Il est également possible de passer par d’autres systèmes que celui de la vidéoconférence. Par exemple, les informations peuvent être stockées (dans le disque dur de l’ordinateur ou sur un cédérom) et transmises ultérieurement. Cette technique, moins gourmande en puissance, permet l’utilisation de vitesses de transmission classiques.
L’utilisation des techniques de vidéoconférence en intervention orthophonique paraît particulièrement intéressantes et les premiers travaux sur ce sujet commencent à voir le jour. Les premières tentatives (comme celles de WERTZ) ont été faites par l’intermédiaire d’un simple téléphone en direction d’anciens combattants (n’oublions pas que la Guerre du Vietnam a donné « naissance » à de nombreuses lésions cérébrales..) soit pour une intervention classique puis une appréciation des progrès, soit pour pratiquer une guidance familiale.

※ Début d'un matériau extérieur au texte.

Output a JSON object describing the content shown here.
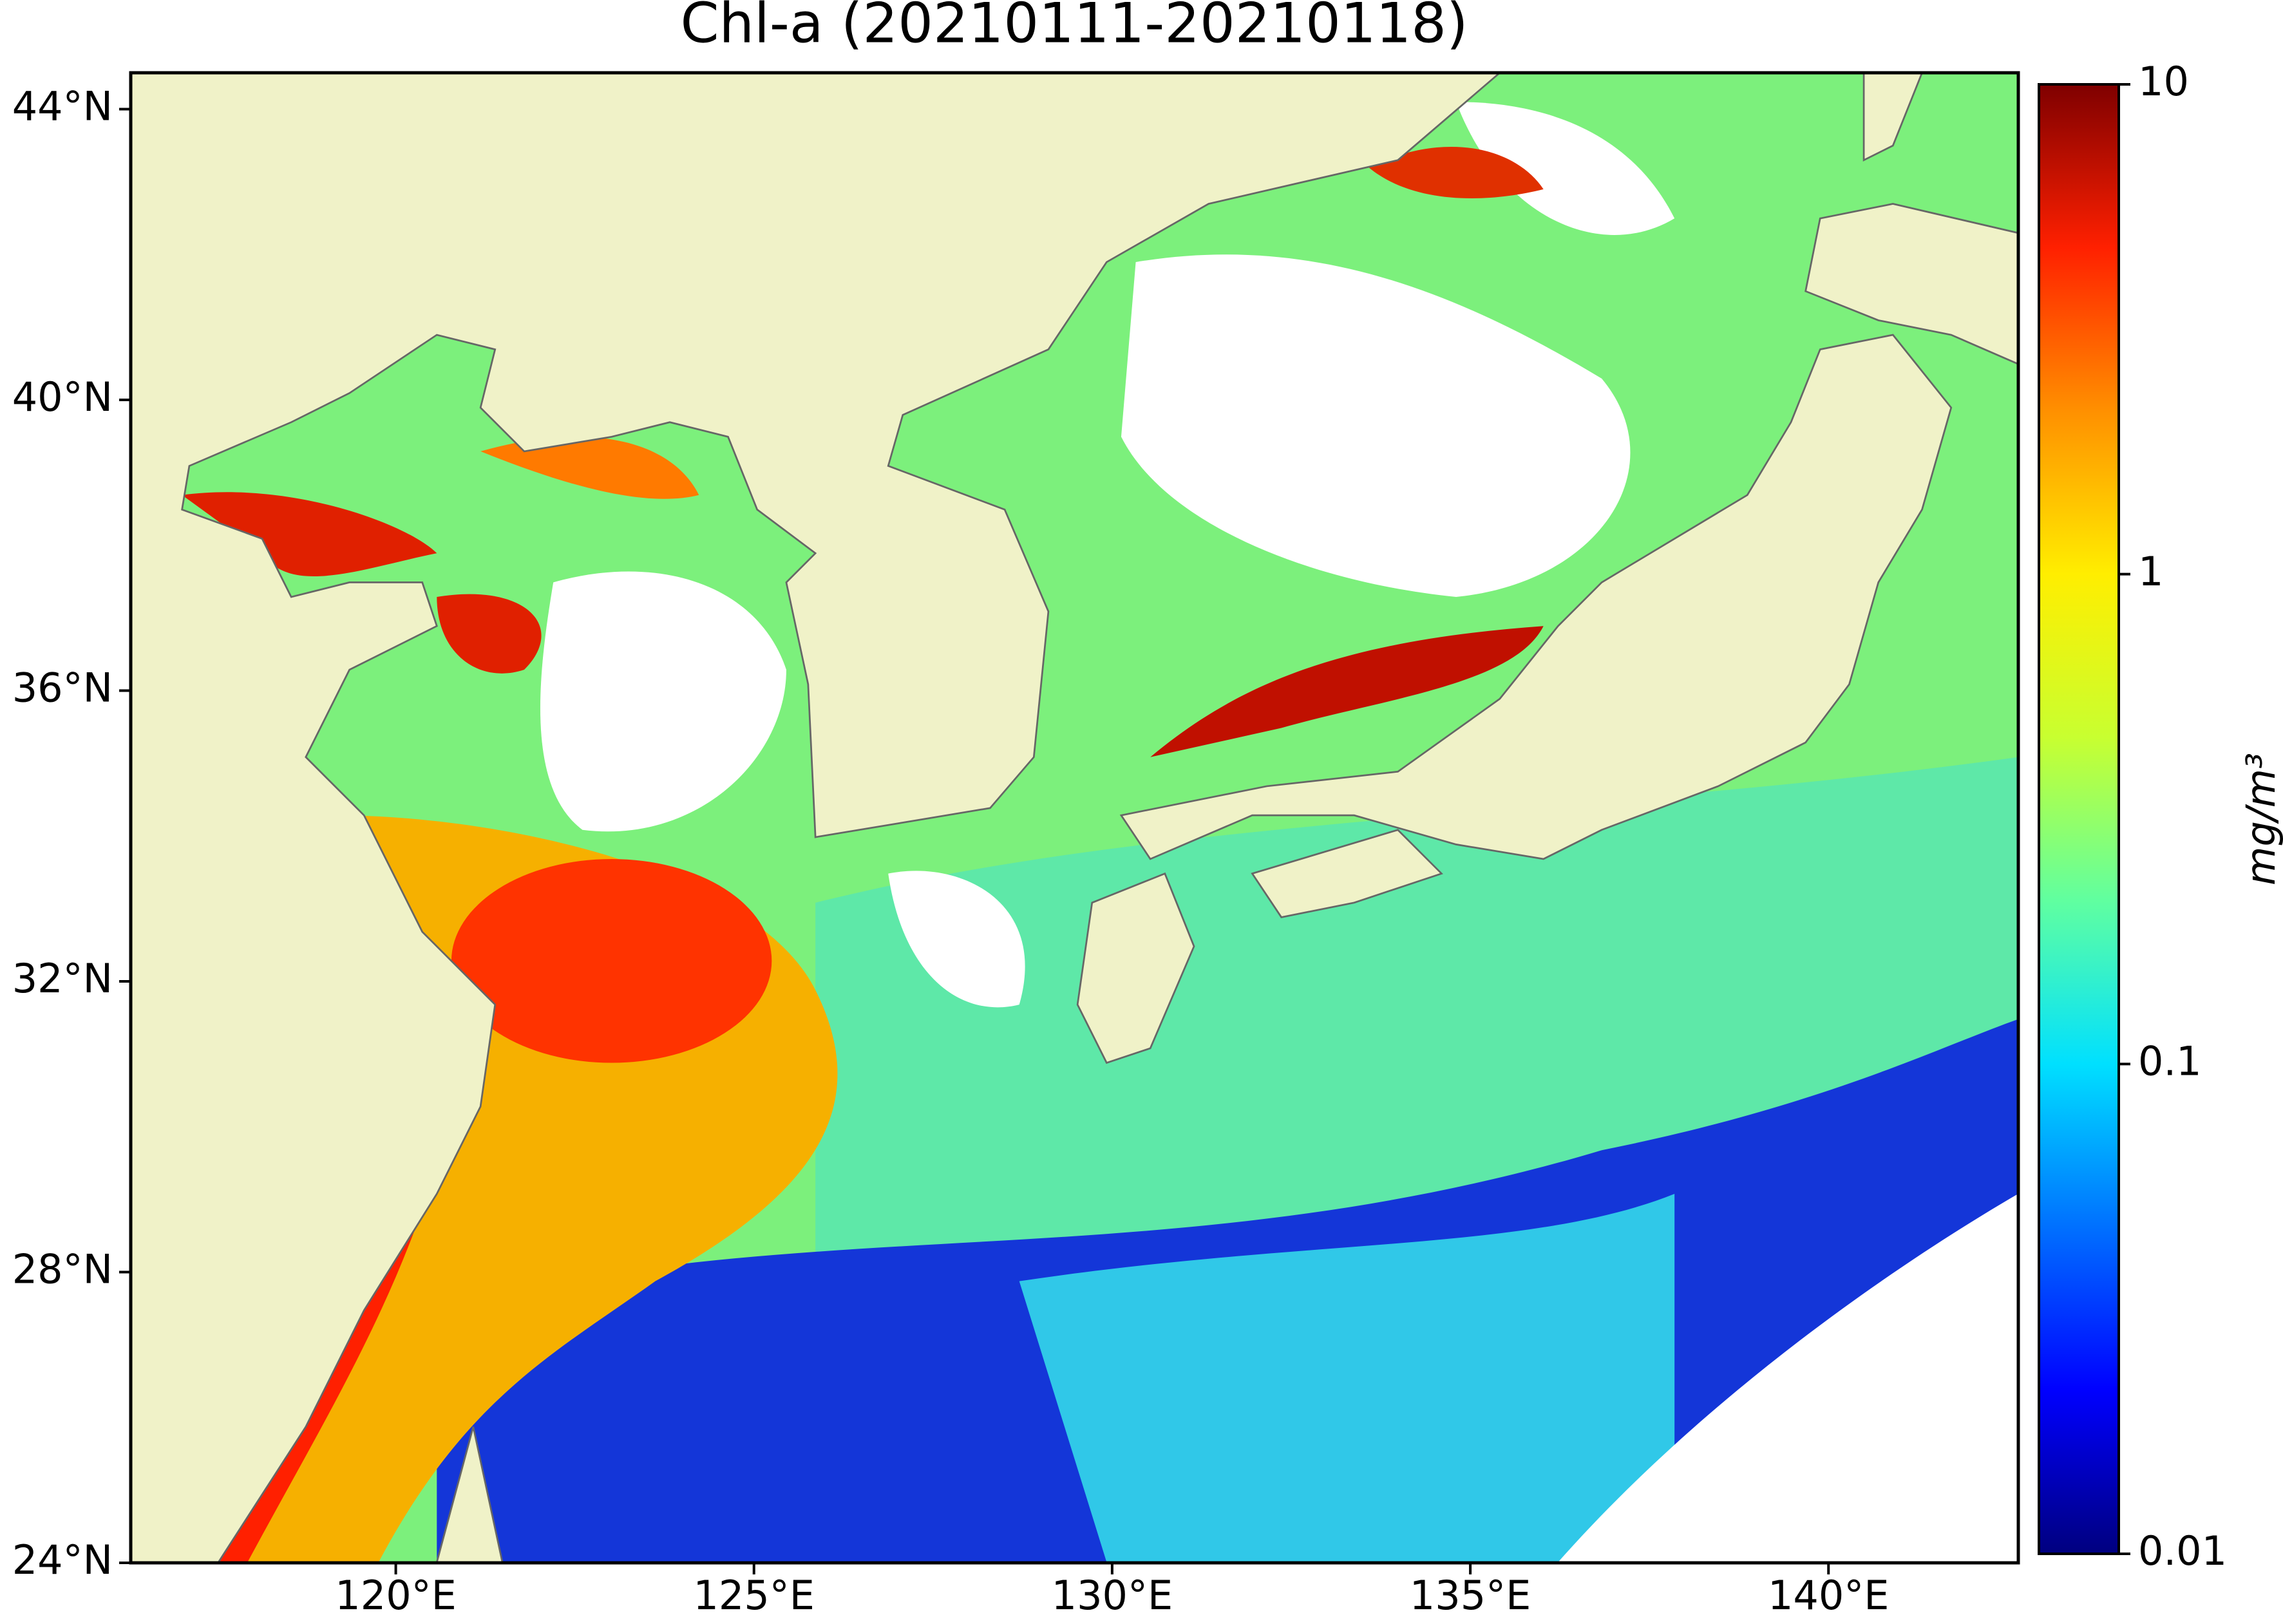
{
  "chart_data": {
    "type": "map",
    "title": "Chl-a (20210111-20210118)",
    "xlim": [
      116.3,
      142.65
    ],
    "ylim": [
      24,
      44.5
    ],
    "xticks": [
      {
        "value": 120,
        "label": "120°E"
      },
      {
        "value": 125,
        "label": "125°E"
      },
      {
        "value": 130,
        "label": "130°E"
      },
      {
        "value": 135,
        "label": "135°E"
      },
      {
        "value": 140,
        "label": "140°E"
      }
    ],
    "yticks": [
      {
        "value": 24,
        "label": "24°N"
      },
      {
        "value": 28,
        "label": "28°N"
      },
      {
        "value": 32,
        "label": "32°N"
      },
      {
        "value": 36,
        "label": "36°N"
      },
      {
        "value": 40,
        "label": "40°N"
      },
      {
        "value": 44,
        "label": "44°N"
      }
    ],
    "colorbar": {
      "label": "mg/m³",
      "scale": "log",
      "lim": [
        0.01,
        10
      ],
      "ticks": [
        0.01,
        0.1,
        1,
        10
      ],
      "colors": [
        "#00007f",
        "#0000ff",
        "#0070ff",
        "#00e0ff",
        "#60ffa0",
        "#c8ff30",
        "#ffee00",
        "#ff9000",
        "#ff2000",
        "#7f0000"
      ]
    }
  }
}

Bien entendu, les progrès technologiques ont donné un essor important à ces approches, en particulier pour l’évaluation des troubles neurologiques dans les régions éloignées. Une étude a alors été entreprise pour comparer les résultats selon trois modalités d’évaluation : un classique face-à-face, un circuit fermé de télévision, un laser disque. Dans presque tous les cas, les performances des patients ainsi que le diagnostic des orthophonistes restaient identiques dans les trois modalités.

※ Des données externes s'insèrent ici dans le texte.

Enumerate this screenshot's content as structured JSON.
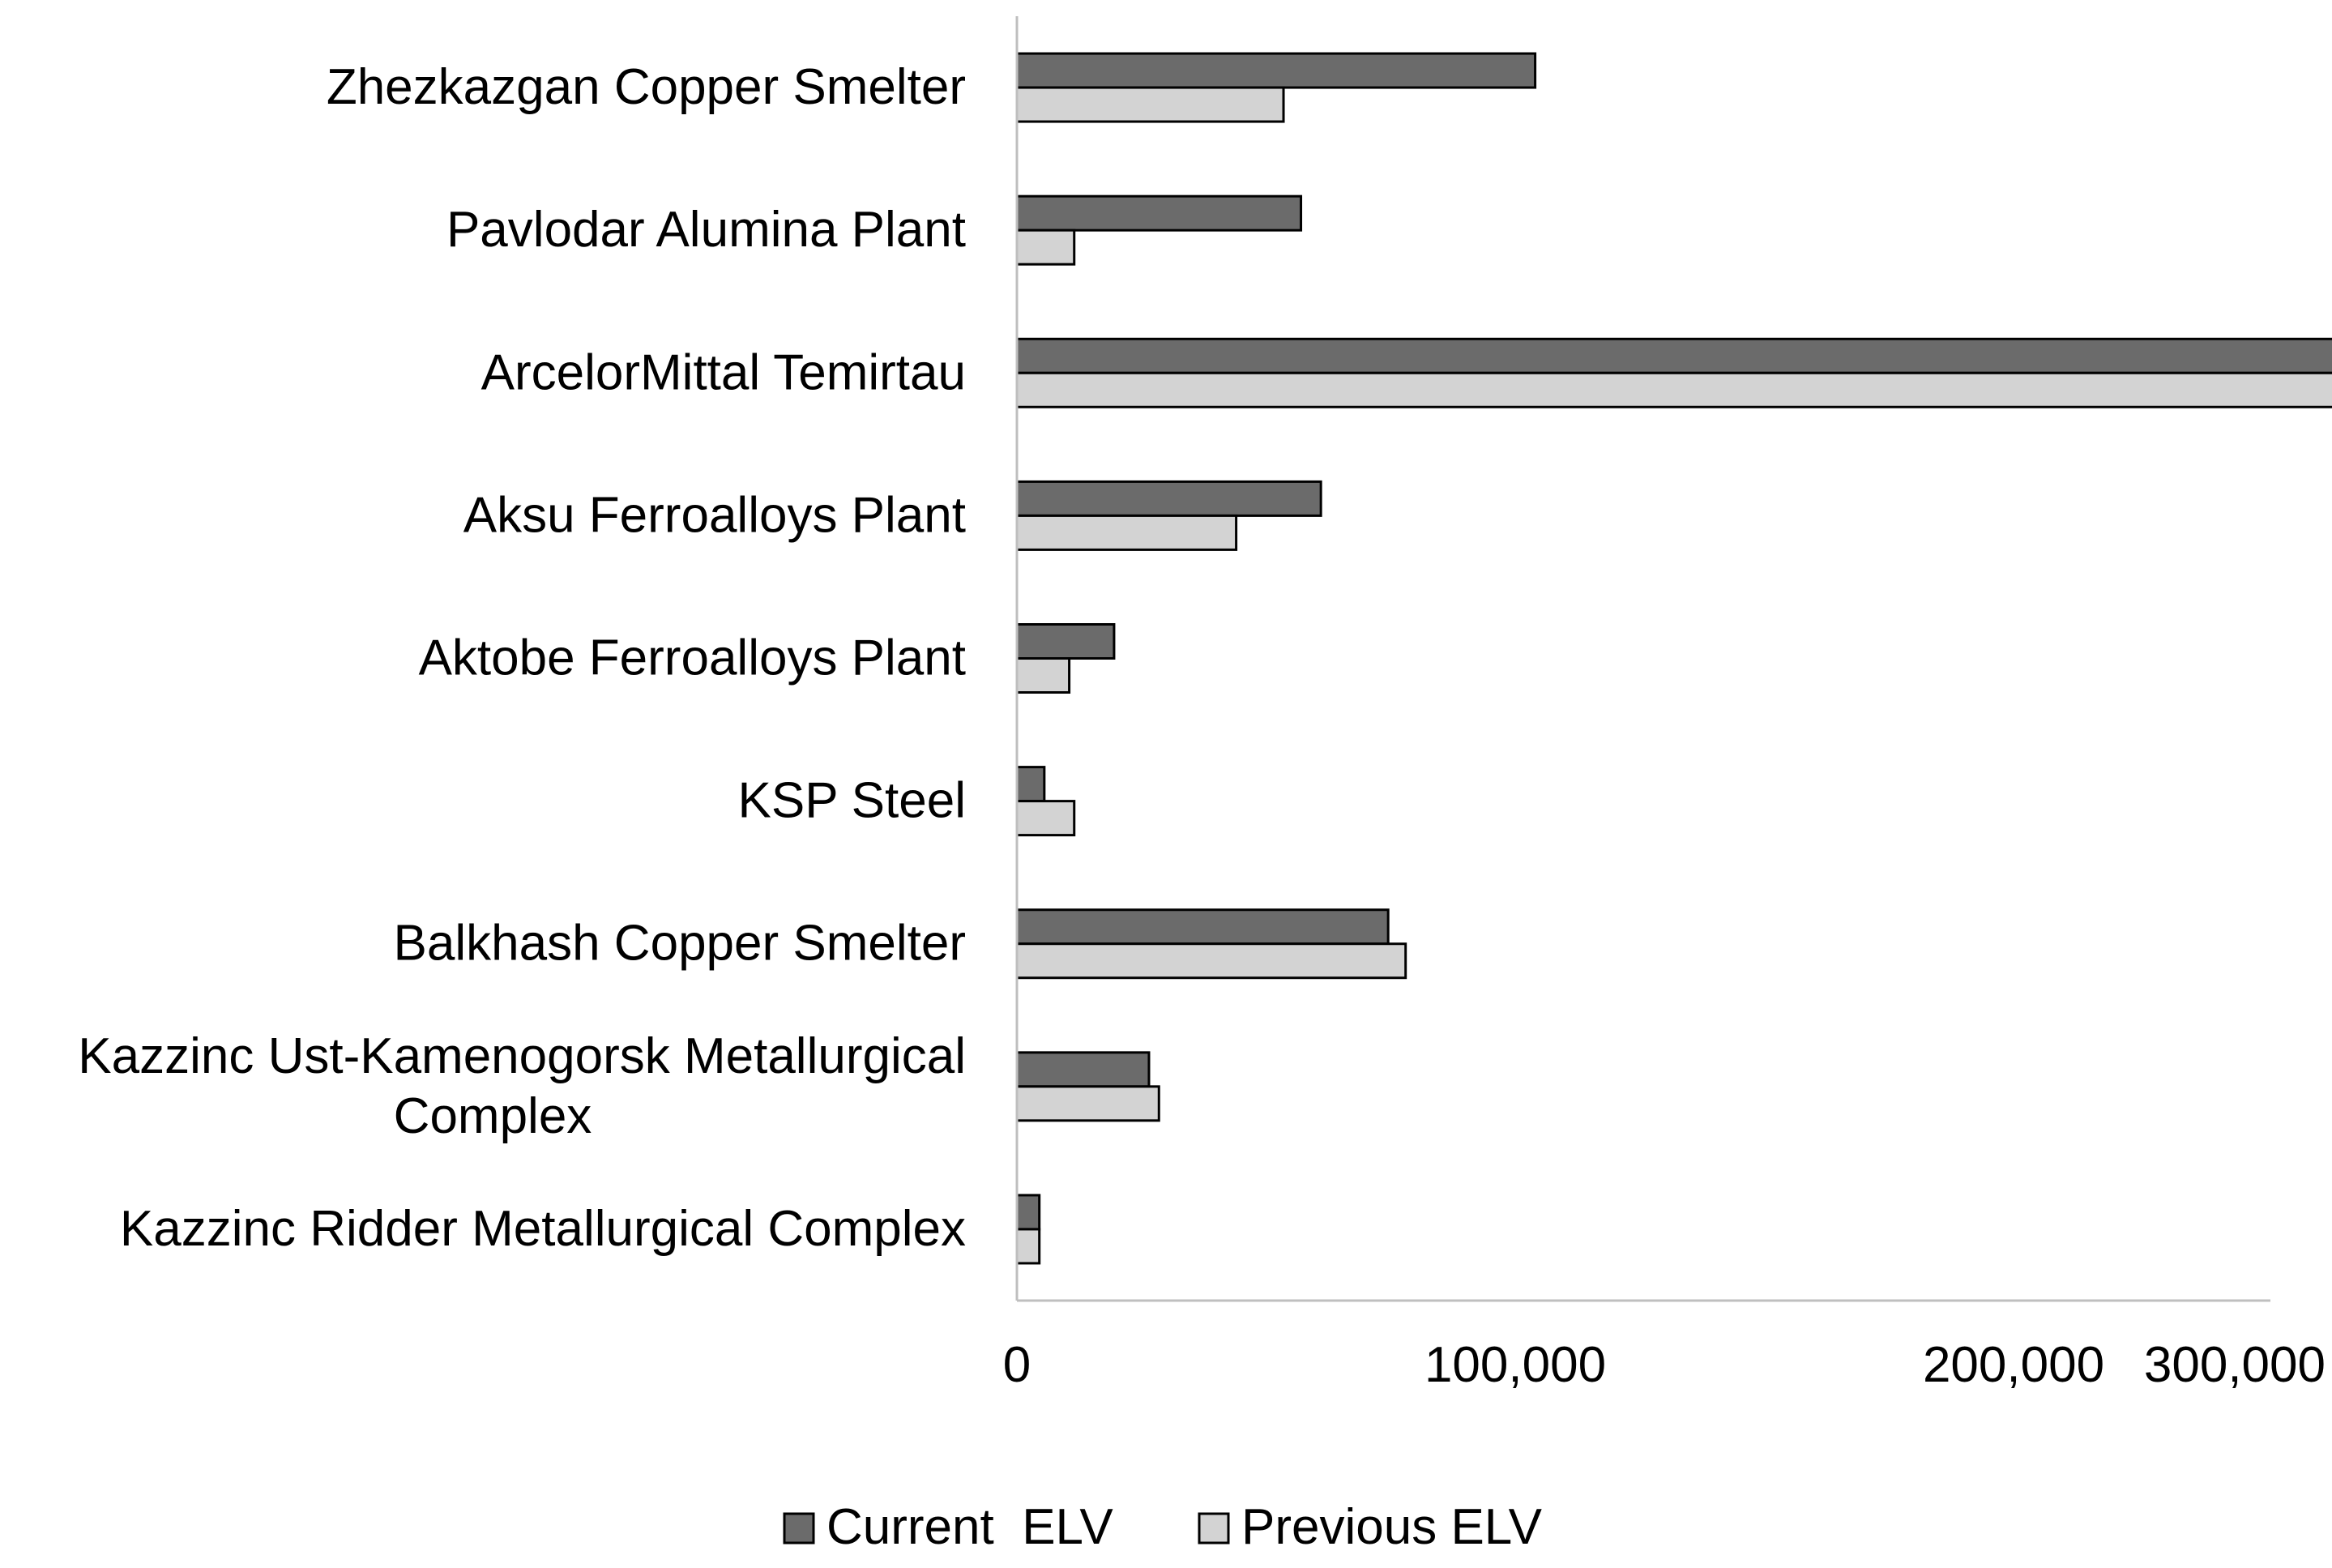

Une étude de 1997 (DUFFY) a utilisé la transmission audio et vidéo par satellite. 150 évaluations ont été réalisées associant des techniques visuelles et auditives en temps réel dans différents types de troubles (troubles de la parole et du langage).Ainsi, à distance, ont pu être réalisées des analyses de la taille, de la symétrie et de la mobilité de la mâchoire, de la langue et du palais de plusieurs patients mais aussi des tâches d’évaluation typiquement orthophoniques comme la lecture à haute voix ou la dénomination d’images. En plus de ce travail « en ligne » (en direct), les possibilités « off line » (par exemple des clips vidéo préalablement enregistrés) ont été investiguées. Au vu des résultats, les auteurs de cette étude ont considéré que les évaluations à distance étaient dignes de confiance. Et pouvaient donc constituer un moyen approprié d’évaluation.
Mais si de façon technique cette approche semble opérationnelle, il n’y a guère de travaux s’intéressant à la façon dont la télé rééducation peut être ressentie par les patients et comment elle peut influencer certains aspects de la communication. Ainsi , certains patients peuvent avoir une véritable phobie de la technologie. De même une certaine habitude dans l’utilisation de moyens analogues peut jouer un rôle.
Il était donc nécessaire de travailler sur cet aspect. Une recherche a été faite sur deux modalités de communication : une de façon traditionnelle, en situation duelle face à face (FF), l’autre en utilisant le télé rééducation (TR). Il s’est agi pour des patients ayant eu un AVC, touchés soit dans l’hémisphère droit, soit dans le gauche, de raconter des histoires qu’ils ont entendu, avec le support de trois images. La compréhension et la production ont été examinées de façon psychométrique. Dans le même temps des informations ont été recueillies concernant l’environnement du patient en matière de technologie , ce qui a permis d’esquisser un « score technologique » pour chaque patient.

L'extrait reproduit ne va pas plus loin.